Mortgage bonds are drifting lower today, as stocks are pushing higher.  We seem to be continually in a push-pull battle, with stocks up one day and down the next.  It seems as if investors are constantly searching for reasons to buy or sell.  Pending Home Sales rose 5.9% in May, providing hope for an improving housing market.  Also helping spur enthusiasm was the Durable Goods orders showing a 1.1% increase in May.  Since the trend has been declining recently, this was welcome news.  Since mortgage backed securities are in a tightening trend, locking is very much advised on short term transactions.  Also, if we step off the trend of improving interest rates, we will likely see higher rates in the future.  This is a great time to take advantage of amazing interest rates…

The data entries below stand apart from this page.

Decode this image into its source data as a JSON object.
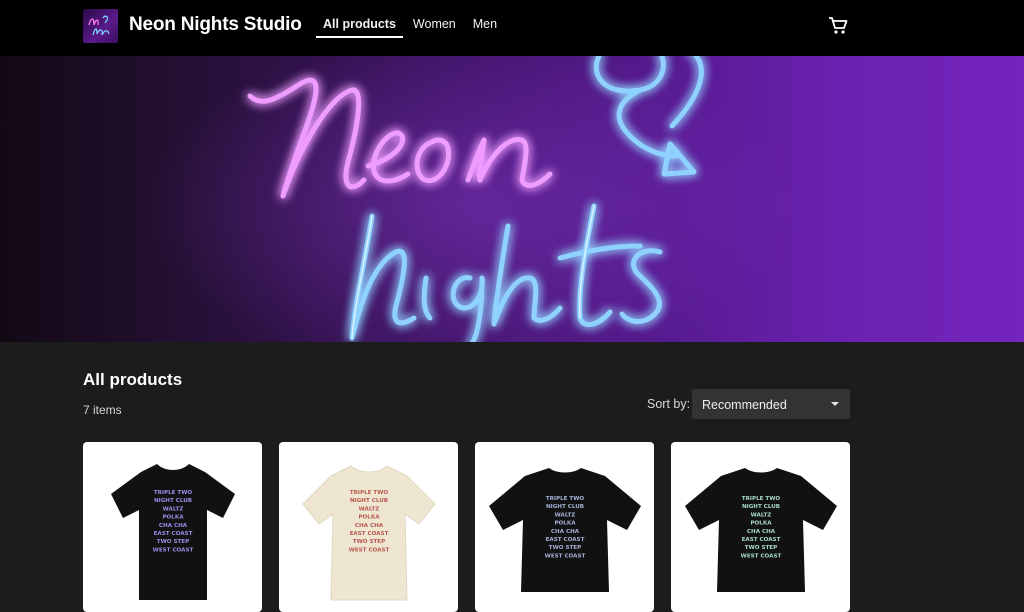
{
  "header": {
    "brand": "Neon Nights Studio",
    "logo_icon": "neon-nights-logo",
    "nav": [
      {
        "label": "All products",
        "active": true
      },
      {
        "label": "Women",
        "active": false
      },
      {
        "label": "Men",
        "active": false
      }
    ],
    "cart_icon": "shopping-cart-icon"
  },
  "hero": {
    "sign_text": [
      "Neon",
      "nights"
    ],
    "colors": {
      "pink": "#e27bff",
      "blue": "#7fc7ff",
      "purple": "#6a21b0"
    }
  },
  "products": {
    "title": "All products",
    "count": "7 items",
    "sort": {
      "label": "Sort by:",
      "value": "Recommended"
    },
    "items": [
      {
        "shirt_color": "#111111",
        "text_color": "#9a8be8",
        "lines": [
          "TRIPLE TWO",
          "NIGHT CLUB",
          "WALTZ",
          "POLKA",
          "CHA CHA",
          "EAST COAST",
          "TWO STEP",
          "WEST COAST"
        ]
      },
      {
        "shirt_color": "#efe6d2",
        "text_color": "#b8584f",
        "lines": [
          "TRIPLE TWO",
          "NIGHT CLUB",
          "WALTZ",
          "POLKA",
          "CHA CHA",
          "EAST COAST",
          "TWO STEP",
          "WEST COAST"
        ]
      },
      {
        "shirt_color": "#111111",
        "text_color": "#a7b0d8",
        "lines": [
          "TRIPLE TWO",
          "NIGHT CLUB",
          "WALTZ",
          "POLKA",
          "CHA CHA",
          "EAST COAST",
          "TWO STEP",
          "WEST COAST"
        ]
      },
      {
        "shirt_color": "#111111",
        "text_color": "#a6dcc8",
        "lines": [
          "TRIPLE TWO",
          "NIGHT CLUB",
          "WALTZ",
          "POLKA",
          "CHA CHA",
          "EAST COAST",
          "TWO STEP",
          "WEST COAST"
        ]
      }
    ]
  }
}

Mortgage bonds are down today after making a strong run yesterday where they threatened to push up into unseen territory.  After hitting the ceiling, they were forced back down and now remain within the channel they have bounced around in since late May.  As time goes by, mortgage bonds are being pushed into a tight range.  Eventually, they will either be forced higher (resulting in lower rates), or they will be held down.  If held down, we will change from a long term float stance into a locking stance, as the uptrend we have enjoyed for 2+ months will no longer be intact.  With Germany’s credit downgrade, the likelihood of low rates continuing looks promising.  Given the recent volatility, we will continue suggesting a locking stance.

The bond market is down modestly at the moment, as the stock market is trying to make a comeback following yesterday’s significant sell off in all major stock indexes.  Interest rates have been bouncing around in a tight channel since late May, creating unprecedented opportunities for people to capture incredibly low interest rates.  Thankfully, the Fed extended “Operation Twist” last Wednesday.  This program has made the Fed a significant buyer of long term bonds for a while, and is partially responsible for the crazy low interest rates we have been enjoying for the past couple years.  Given the Fed’s commitment to hold down interest rates, and the continued global economic turmoil, we feel that low rates will be around for a while.  This takes much of the pressure off of longer term interest rate locks.  However, in the short term, we are suggesting a locking stance as the volatility in the market continues!

It’s Fed day!  With no other economic reports on the schedule, world markets are all waiting to hear what the Fed will say and do about the current financial situation.  With a recent string of negative reports, it is virtually expected that Operation Twist will be extended, as well as some other form of QE3.  But many feel that there is not much left that the Fed can do, as we are 3 years into their stimulus efforts.  Stocks are holding steady and bonds are down just slightly for now.  The announcement is set for 2pm ET today so volatility will be high today.  We will suggest locking before then as the risk for current rates to price higher outweighs the risk of a significant move lower.

Stocks are higher this morning with a move that appears to be on speculation of what the Fed might say tomorrow. The Housing market delivered Starts and Permits for May, with the first slightly below and the later slightly above estimates. There is no headline from Europe at the moment; however, the G20 is meeting in Mexico. One can almost sense the printing presses being fine tuned all around the world, preparing for a currency flooding event… mortgage bonds are still close to even for now. Unless there is some surprise announcement, price movement will likely be limited until tomorrow. Locking is hard to argue with at these levels, which we will suggest on short term transactions. We will be closely monitoring the Fed announcement tomorrow. Should QE3 be announced, look for the stock market to turn higher.